Gli ordini dal carcere e i cellulari clandestini
Uno degli aspetti più inquietanti emersi dalle indagini riguarda la capacità del gruppo di continuare a operare anche con alcuni dei suoi vertici detenuti. Gli investigatori hanno infatti accertato che alcuni affiliati, pur trovandosi in carcere, sarebbero riusciti a impartire ordini e direttive ai complici all’esterno grazie all’utilizzo illecito di telefoni cellulari introdotti negli istituti penitenziari. Un elemento, questo, che conferma la forte organizzazione interna del sodalizio criminale e la sua capacità di mantenere attive le attività illegali anche in condizioni apparentemente limitanti. La comunicazione costante tra detenuti e affiliati sul territorio avrebbe consentito di gestire traffici, decisioni operative e strategie criminali senza interruzioni.

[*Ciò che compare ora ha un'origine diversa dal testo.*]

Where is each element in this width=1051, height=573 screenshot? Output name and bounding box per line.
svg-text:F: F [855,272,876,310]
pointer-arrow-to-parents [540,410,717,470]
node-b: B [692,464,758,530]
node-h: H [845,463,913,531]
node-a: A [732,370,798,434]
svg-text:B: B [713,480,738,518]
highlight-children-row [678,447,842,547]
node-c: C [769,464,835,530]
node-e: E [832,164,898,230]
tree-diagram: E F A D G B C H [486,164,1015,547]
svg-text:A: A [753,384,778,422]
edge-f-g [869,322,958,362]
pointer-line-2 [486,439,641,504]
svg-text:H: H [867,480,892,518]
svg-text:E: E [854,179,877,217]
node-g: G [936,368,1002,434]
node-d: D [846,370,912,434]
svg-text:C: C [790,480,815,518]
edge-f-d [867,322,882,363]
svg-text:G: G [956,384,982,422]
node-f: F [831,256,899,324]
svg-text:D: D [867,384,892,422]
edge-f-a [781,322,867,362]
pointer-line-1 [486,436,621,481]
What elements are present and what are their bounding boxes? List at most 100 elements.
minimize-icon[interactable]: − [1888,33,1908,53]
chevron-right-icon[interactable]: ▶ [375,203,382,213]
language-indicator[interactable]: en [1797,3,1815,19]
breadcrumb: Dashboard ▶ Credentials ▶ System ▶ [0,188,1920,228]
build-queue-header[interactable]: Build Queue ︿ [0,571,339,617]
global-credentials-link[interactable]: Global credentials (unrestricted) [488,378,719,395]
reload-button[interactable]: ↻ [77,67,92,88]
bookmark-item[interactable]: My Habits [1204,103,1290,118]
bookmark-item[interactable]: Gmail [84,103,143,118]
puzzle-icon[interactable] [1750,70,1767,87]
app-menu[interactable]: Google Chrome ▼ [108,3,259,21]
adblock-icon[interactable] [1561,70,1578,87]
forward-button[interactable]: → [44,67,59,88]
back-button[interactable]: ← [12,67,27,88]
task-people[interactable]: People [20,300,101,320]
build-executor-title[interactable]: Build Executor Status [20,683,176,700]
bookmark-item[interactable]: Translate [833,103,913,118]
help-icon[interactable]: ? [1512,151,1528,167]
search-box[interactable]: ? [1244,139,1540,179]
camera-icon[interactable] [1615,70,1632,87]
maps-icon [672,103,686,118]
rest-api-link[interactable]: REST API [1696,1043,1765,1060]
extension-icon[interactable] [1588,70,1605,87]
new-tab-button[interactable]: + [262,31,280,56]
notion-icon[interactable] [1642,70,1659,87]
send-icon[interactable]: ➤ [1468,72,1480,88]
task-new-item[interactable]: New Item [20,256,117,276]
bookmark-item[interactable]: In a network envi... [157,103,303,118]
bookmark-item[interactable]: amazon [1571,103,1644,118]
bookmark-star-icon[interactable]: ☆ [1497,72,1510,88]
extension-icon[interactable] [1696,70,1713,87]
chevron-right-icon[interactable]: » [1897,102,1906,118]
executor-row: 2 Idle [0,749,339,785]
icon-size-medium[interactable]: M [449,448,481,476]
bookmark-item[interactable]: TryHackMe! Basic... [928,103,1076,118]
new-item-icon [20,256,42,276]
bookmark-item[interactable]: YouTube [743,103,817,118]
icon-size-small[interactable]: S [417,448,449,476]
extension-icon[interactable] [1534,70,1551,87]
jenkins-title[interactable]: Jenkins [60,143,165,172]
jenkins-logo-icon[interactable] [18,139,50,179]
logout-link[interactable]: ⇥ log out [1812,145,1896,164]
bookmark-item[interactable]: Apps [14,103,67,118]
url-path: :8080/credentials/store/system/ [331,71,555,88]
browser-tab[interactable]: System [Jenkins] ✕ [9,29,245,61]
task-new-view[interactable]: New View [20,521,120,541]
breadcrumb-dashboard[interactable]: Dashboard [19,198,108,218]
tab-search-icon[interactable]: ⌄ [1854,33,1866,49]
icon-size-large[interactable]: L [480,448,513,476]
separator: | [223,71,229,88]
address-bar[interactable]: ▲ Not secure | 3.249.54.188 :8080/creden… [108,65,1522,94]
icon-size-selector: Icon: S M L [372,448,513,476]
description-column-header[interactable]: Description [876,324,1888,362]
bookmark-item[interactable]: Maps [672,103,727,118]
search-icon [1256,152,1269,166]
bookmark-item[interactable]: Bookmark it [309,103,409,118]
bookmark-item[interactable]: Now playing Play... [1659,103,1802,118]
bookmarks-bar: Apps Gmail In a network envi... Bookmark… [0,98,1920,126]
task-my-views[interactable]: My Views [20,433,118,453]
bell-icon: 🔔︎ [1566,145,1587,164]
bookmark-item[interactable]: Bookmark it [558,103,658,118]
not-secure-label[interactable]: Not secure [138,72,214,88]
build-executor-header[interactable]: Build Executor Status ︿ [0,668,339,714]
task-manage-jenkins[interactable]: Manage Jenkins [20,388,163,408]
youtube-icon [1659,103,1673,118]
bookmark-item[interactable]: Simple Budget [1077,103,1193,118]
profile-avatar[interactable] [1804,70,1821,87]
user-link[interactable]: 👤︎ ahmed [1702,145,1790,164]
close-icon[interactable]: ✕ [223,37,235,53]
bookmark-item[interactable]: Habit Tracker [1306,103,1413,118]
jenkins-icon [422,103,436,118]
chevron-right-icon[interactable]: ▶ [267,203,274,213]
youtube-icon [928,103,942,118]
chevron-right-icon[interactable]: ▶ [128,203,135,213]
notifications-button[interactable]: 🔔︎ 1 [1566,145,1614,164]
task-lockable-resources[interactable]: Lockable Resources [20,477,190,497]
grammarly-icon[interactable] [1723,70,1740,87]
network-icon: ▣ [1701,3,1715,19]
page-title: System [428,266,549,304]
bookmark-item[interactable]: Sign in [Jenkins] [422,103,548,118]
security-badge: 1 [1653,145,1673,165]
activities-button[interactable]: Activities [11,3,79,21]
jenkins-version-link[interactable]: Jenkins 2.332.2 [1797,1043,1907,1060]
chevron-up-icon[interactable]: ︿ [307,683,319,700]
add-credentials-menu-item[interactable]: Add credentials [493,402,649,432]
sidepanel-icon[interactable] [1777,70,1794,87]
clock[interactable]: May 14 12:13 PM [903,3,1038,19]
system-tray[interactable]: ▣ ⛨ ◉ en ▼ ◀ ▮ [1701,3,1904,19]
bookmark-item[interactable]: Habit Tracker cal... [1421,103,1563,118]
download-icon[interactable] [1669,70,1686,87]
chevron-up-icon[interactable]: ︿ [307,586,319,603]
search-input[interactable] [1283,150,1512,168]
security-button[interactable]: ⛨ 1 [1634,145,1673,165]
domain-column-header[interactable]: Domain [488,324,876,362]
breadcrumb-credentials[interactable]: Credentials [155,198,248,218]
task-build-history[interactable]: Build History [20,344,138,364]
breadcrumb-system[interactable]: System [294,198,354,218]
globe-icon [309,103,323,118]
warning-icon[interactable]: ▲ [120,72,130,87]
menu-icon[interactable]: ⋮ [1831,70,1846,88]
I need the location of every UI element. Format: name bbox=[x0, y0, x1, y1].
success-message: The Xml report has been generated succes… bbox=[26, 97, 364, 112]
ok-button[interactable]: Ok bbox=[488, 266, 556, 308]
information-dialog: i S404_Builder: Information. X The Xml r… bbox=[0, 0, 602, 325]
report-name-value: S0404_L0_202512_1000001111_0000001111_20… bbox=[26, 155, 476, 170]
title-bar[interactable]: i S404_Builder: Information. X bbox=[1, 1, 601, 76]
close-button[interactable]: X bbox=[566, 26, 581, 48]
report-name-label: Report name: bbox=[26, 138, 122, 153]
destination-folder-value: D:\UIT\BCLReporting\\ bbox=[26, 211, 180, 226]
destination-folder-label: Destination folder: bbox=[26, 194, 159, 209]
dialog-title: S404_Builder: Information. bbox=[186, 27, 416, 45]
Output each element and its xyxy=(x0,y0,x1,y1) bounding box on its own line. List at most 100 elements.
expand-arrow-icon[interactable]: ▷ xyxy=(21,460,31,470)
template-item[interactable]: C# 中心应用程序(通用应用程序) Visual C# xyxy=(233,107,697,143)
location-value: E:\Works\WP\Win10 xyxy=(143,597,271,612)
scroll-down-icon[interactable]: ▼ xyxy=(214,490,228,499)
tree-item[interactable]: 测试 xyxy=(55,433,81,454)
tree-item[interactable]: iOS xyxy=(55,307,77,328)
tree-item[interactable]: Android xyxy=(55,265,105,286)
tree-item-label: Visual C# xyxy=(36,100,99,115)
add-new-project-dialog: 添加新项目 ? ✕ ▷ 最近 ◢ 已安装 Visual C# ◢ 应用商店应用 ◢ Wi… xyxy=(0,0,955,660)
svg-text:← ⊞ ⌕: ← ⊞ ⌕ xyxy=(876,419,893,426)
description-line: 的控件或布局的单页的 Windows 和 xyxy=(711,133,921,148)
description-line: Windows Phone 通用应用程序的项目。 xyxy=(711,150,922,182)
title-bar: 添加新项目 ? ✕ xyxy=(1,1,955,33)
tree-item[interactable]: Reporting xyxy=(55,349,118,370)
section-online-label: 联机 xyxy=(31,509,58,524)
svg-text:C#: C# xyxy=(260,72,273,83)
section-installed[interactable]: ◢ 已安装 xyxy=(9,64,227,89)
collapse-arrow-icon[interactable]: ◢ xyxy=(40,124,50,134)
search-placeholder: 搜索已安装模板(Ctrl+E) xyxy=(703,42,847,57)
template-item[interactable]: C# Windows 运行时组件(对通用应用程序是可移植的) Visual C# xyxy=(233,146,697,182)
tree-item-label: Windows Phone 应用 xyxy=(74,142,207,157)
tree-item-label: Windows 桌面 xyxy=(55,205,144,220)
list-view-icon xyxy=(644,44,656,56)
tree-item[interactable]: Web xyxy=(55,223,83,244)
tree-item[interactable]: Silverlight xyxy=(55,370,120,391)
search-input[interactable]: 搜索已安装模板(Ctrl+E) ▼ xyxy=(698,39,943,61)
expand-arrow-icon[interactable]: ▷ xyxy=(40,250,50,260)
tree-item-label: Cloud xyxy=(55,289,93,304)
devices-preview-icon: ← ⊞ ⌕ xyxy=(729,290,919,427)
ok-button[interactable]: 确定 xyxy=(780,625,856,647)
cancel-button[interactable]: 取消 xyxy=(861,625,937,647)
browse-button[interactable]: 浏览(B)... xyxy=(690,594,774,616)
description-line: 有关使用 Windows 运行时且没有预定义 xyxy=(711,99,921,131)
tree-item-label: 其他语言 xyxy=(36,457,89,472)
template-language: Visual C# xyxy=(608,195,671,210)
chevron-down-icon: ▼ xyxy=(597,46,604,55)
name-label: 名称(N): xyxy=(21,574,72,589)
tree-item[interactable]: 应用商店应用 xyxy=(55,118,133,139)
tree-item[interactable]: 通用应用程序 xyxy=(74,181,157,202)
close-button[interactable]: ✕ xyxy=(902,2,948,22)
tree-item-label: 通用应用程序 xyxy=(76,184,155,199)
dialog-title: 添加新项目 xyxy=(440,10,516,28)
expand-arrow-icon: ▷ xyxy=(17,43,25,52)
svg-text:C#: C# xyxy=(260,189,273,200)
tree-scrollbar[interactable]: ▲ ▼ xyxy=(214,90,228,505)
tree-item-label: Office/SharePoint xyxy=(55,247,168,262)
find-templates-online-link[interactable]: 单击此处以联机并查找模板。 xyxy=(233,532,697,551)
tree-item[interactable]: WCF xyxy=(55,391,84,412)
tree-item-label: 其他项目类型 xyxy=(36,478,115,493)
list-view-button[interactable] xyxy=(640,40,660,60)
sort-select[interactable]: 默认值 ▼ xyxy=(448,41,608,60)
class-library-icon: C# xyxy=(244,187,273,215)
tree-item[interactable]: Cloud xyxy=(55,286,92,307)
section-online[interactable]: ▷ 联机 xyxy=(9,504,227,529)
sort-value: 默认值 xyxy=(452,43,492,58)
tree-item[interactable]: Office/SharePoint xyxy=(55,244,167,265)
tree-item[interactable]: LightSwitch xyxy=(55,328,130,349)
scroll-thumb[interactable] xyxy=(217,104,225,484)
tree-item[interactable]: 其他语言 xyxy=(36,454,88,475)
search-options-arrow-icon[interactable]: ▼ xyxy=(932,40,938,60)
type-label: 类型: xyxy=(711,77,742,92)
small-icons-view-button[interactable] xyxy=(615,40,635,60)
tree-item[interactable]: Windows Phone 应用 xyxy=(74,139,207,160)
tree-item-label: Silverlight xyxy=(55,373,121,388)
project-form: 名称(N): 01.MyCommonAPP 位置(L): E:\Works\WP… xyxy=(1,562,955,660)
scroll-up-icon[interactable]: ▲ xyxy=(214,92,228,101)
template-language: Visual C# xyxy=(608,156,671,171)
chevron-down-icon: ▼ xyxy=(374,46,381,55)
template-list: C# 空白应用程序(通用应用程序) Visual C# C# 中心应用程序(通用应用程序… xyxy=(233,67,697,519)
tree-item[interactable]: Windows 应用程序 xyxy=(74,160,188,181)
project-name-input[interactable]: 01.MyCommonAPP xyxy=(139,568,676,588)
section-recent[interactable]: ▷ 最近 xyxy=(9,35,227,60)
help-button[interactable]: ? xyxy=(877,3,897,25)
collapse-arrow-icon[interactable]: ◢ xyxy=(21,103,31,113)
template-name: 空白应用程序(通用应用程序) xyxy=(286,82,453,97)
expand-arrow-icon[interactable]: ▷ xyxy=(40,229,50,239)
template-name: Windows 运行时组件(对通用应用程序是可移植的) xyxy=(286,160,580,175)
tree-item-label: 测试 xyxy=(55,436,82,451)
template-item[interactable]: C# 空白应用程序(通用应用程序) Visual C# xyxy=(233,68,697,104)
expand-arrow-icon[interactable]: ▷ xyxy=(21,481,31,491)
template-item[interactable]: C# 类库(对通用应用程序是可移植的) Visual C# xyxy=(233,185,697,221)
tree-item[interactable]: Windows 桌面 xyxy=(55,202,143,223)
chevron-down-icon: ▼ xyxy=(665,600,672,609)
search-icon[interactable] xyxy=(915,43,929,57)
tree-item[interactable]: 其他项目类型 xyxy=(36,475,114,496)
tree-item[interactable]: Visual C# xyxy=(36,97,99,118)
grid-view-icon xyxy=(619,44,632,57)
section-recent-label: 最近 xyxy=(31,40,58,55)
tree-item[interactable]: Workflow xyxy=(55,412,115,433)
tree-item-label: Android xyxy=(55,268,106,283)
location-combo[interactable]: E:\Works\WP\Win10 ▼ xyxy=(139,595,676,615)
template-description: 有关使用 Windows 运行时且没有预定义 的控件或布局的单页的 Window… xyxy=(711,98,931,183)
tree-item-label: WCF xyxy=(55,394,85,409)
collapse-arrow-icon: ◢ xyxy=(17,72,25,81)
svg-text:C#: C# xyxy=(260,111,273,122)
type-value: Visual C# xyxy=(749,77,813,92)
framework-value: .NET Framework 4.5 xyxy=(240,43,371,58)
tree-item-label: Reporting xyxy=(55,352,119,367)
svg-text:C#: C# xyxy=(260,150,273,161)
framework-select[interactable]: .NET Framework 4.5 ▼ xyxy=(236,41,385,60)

Il peso storico del clan Moccia
L’operazione rappresenta un ulteriore colpo alle articolazioni territoriali del clan Moccia, considerato da decenni uno dei gruppi camorristici più potenti dell’area nord di Napoli. Il clan, storicamente radicato tra Afragola, Casoria, Arzano e comuni limitrofi, ha costruito negli anni una rete criminale capace di infiltrarsi nell’economia locale e di esercitare un forte controllo sociale. Le forze dell’ordine e la magistratura continuano da tempo a contrastare le attività delle organizzazioni camorristiche attraverso operazioni coordinate e indagini approfondite. Eppure, la persistenza di gruppi affiliati dimostra quanto il fenomeno sia ancora radicato e difficile da estirpare completamente.
La maxi operazione di Afragola mostra ancora una volta la grande importanza del lavoro svolto da magistratura e forze dell’ordine nella lotta alla criminalità organizzata. Arresti e blitz, purtroppo non bastano. Per sconfiggere realmente le attività camorristiche bisognerebbe dare una risposta sociale più forte: più opportunità ai giovani, più presenza dello Stato nei quartieri difficili. Infine, bisognerebbe dare più sostegno ai commercianti e cittadini che scelgono di denunciare. Solo costruendo alternative concrete alla cultura criminale sarà possibile restituire a pieno questi territori alla legalità, offrendo anche un futuro diverso.